Figure 5. Effects of Ci-leprecan gain-of-function and loss-of-function on notochord development.

(A, B) Whole-mount in situ hybridizations performed on mid-tailbud embryos with antisense RNA probes specific for Ci-CRTAP (A) and Ci-CYPB (B). The notochord is indicated by red arrowheads. The inset in (B) shows a dorsal view. (C) Classification of the notochord phenotypes based on tail morphology. Different phenotypes are arranged in order of increasing severity from top to bottom. All panels show mid/late-tailbud embryos co-electroporated with the marker construct 434-bp Ci-Bra->LacZ and the Ci-Bra->Ci-leprecan^DN∷RFP construct. (D) Quantification of the occurrence of notochord phenotypes in embryos electroporated with the 434-bp Ci-Bra->LacZ construct alone (wt) or in combination with Ci-Bra->Ci-leprecan (over-expression), shLEP-767 or shLEP-1426 (both shRNA), or Ci-Bra->Ci-leprecan^DN∷RFP (dominant-negative).
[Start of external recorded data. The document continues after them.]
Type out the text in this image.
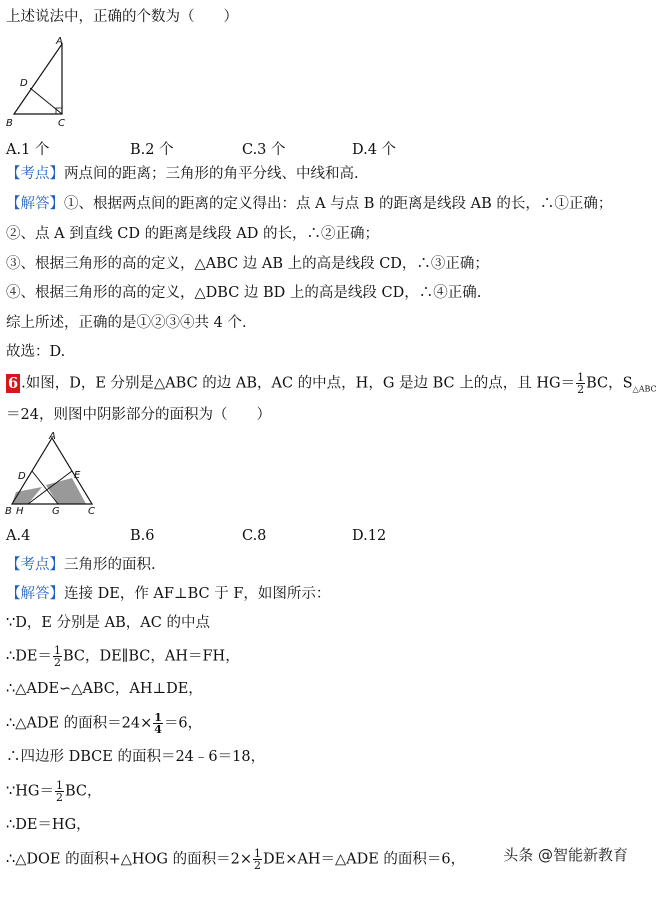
上述说法中，正确的个数为（　　）
A
D
B	C
A.1 个	B.2 个	C.3 个	D.4 个
【考点】两点间的距离；三角形的角平分线、中线和高.
【解答】①、根据两点间的距离的定义得出：点 A 与点 B 的距离是线段 AB 的长，∴①正确；
②、点 A 到直线 CD 的距离是线段 AD 的长，∴②正确；
③、根据三角形的高的定义，△ABC 边 AB 上的高是线段 CD，∴③正确；
④、根据三角形的高的定义，△DBC 边 BD 上的高是线段 CD，∴④正确.
综上所述，正确的是①②③④共 4 个.
故选：D.
6 .如图，D，E 分别是△ABC 的边 AB，AC 的中点，H，G 是边 BC 上的点，且 $HG= \frac{1}{2}$ BC，$S_{\triangle ABC}$
＝24，则图中阴影部分的面积为（　　）
A
D	E
B H	G	C
A.4	B.6	C.8	D.12
【考点】三角形的面积.
【解答】连接 DE，作 AF⊥BC 于 F，如图所示：
∵D，E 分别是 AB，AC 的中点
∴DE＝ $\frac{1}{2}$ BC，DE∥BC，AH＝FH，
∴△ADE∽△ABC，AH⊥DE，
∴△ADE 的面积$=24\times \frac{1}{4} =6$，
∴四边形 DBCE 的面积＝24﹣6＝18，
∵HG＝ $\frac{1}{2}$ BC，
∴DE＝HG，
∴△DOE 的面积+△HOG 的面积$=2\times \frac{1}{2}$ DE×AH＝△ADE 的面积＝6，	头条 @智能新教育
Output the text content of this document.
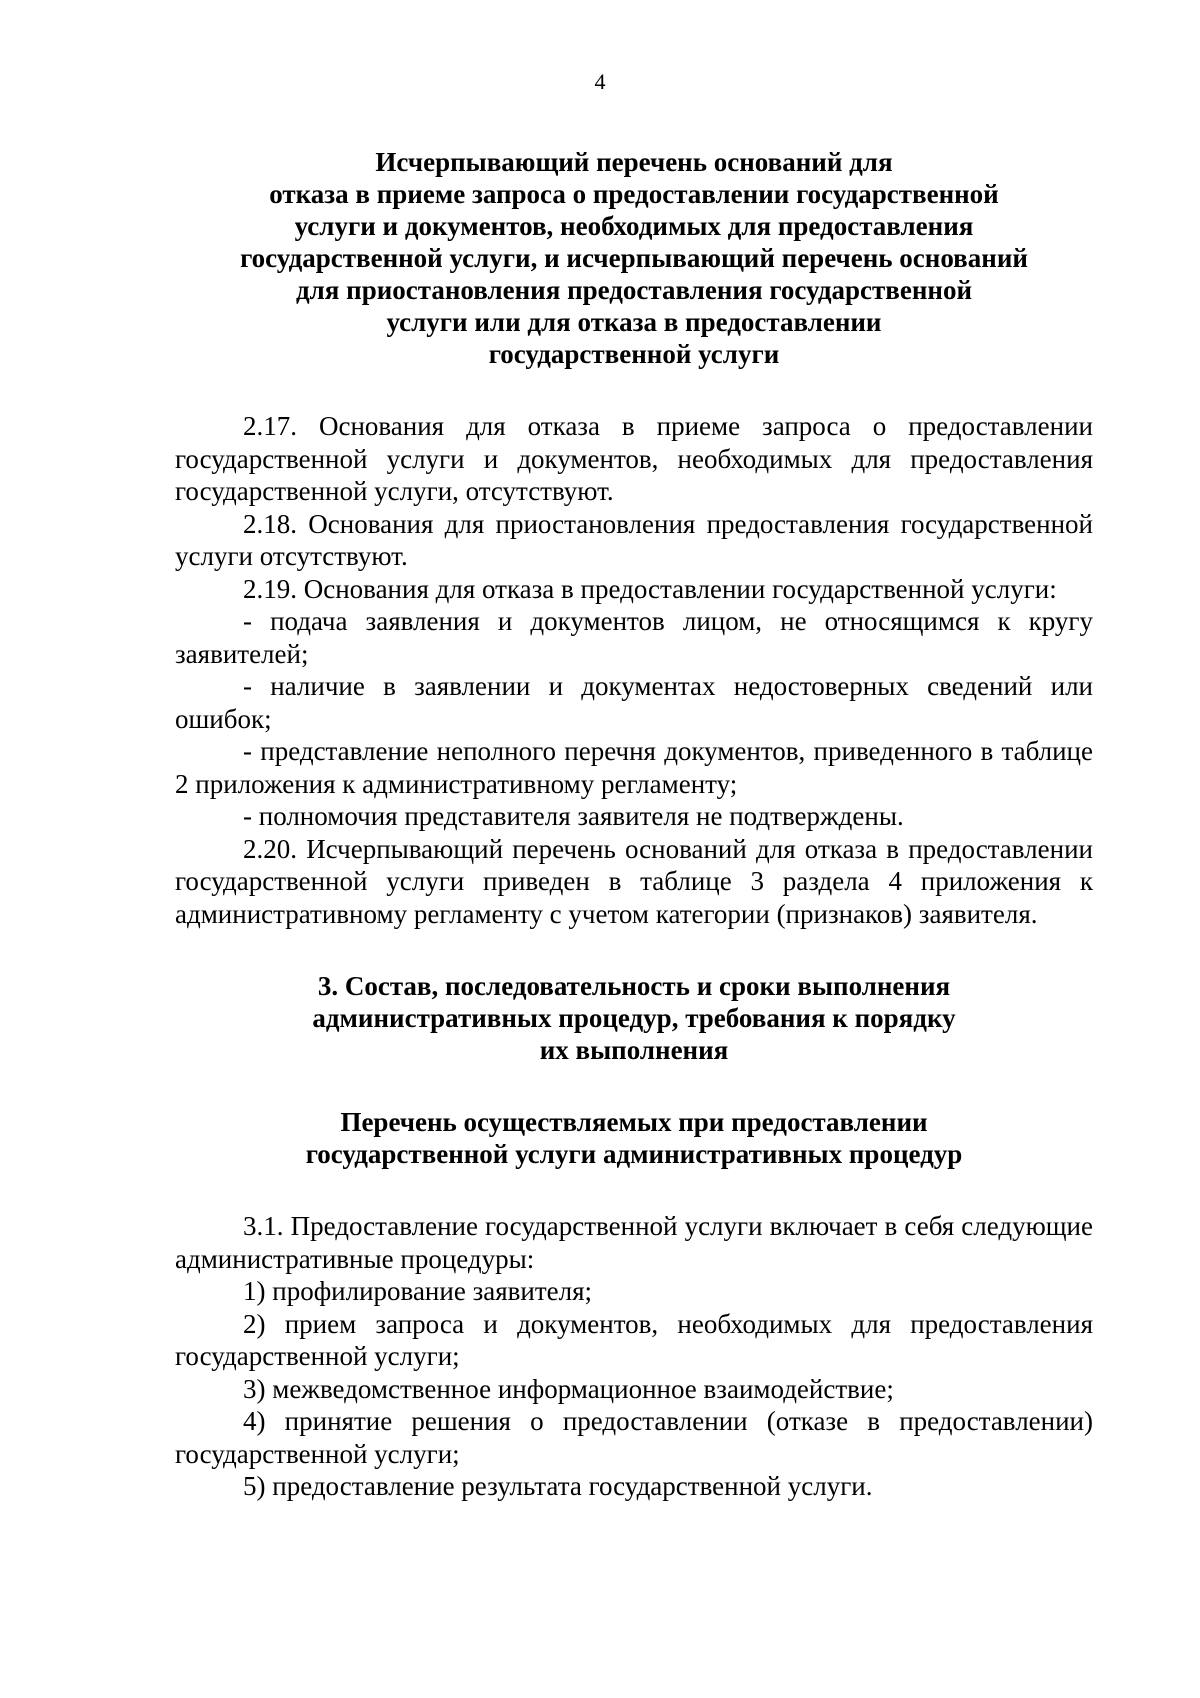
4
Исчерпывающий перечень оснований для
отказа в приеме запроса о предоставлении государственной
услуги и документов, необходимых для предоставления
государственной услуги, и исчерпывающий перечень оснований
для приостановления предоставления государственной
услуги или для отказа в предоставлении
государственной услуги

2.17. Основания для отказа в приеме запроса о предоставлении государственной услуги и документов, необходимых для предоставления государственной услуги, отсутствуют.

2.18. Основания для приостановления предоставления государственной услуги отсутствуют.

2.19. Основания для отказа в предоставлении государственной услуги:

- подача заявления и документов лицом, не относящимся к кругу заявителей;

- наличие в заявлении и документах недостоверных сведений или ошибок;

- представление неполного перечня документов, приведенного в таблице 2 приложения к административному регламенту;

- полномочия представителя заявителя не подтверждены.

2.20. Исчерпывающий перечень оснований для отказа в предоставлении государственной услуги приведен в таблице 3 раздела 4 приложения к административному регламенту с учетом категории (признаков) заявителя.

3. Состав, последовательность и сроки выполнения
административных процедур, требования к порядку
их выполнения
Перечень осуществляемых при предоставлении
государственной услуги административных процедур

3.1. Предоставление государственной услуги включает в себя следующие административные процедуры:

1) профилирование заявителя;

2) прием запроса и документов, необходимых для предоставления государственной услуги;

3) межведомственное информационное взаимодействие;

4) принятие решения о предоставлении (отказе в предоставлении) государственной услуги;

5) предоставление результата государственной услуги.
The different phenotypes are color-coded as shown by the key on the right side of each graph. (E) Graph plotting the variation in the relative fractions of the different phenotypes seen in response to increasing concentrations of the Ci-Bra->Ci-leprecan^DN∷RFP transgene. For experimental consistency, the “0 μg” point represents embryos electroporated with 50 μg of the 434-bp Ci-Bra->LacZ construct.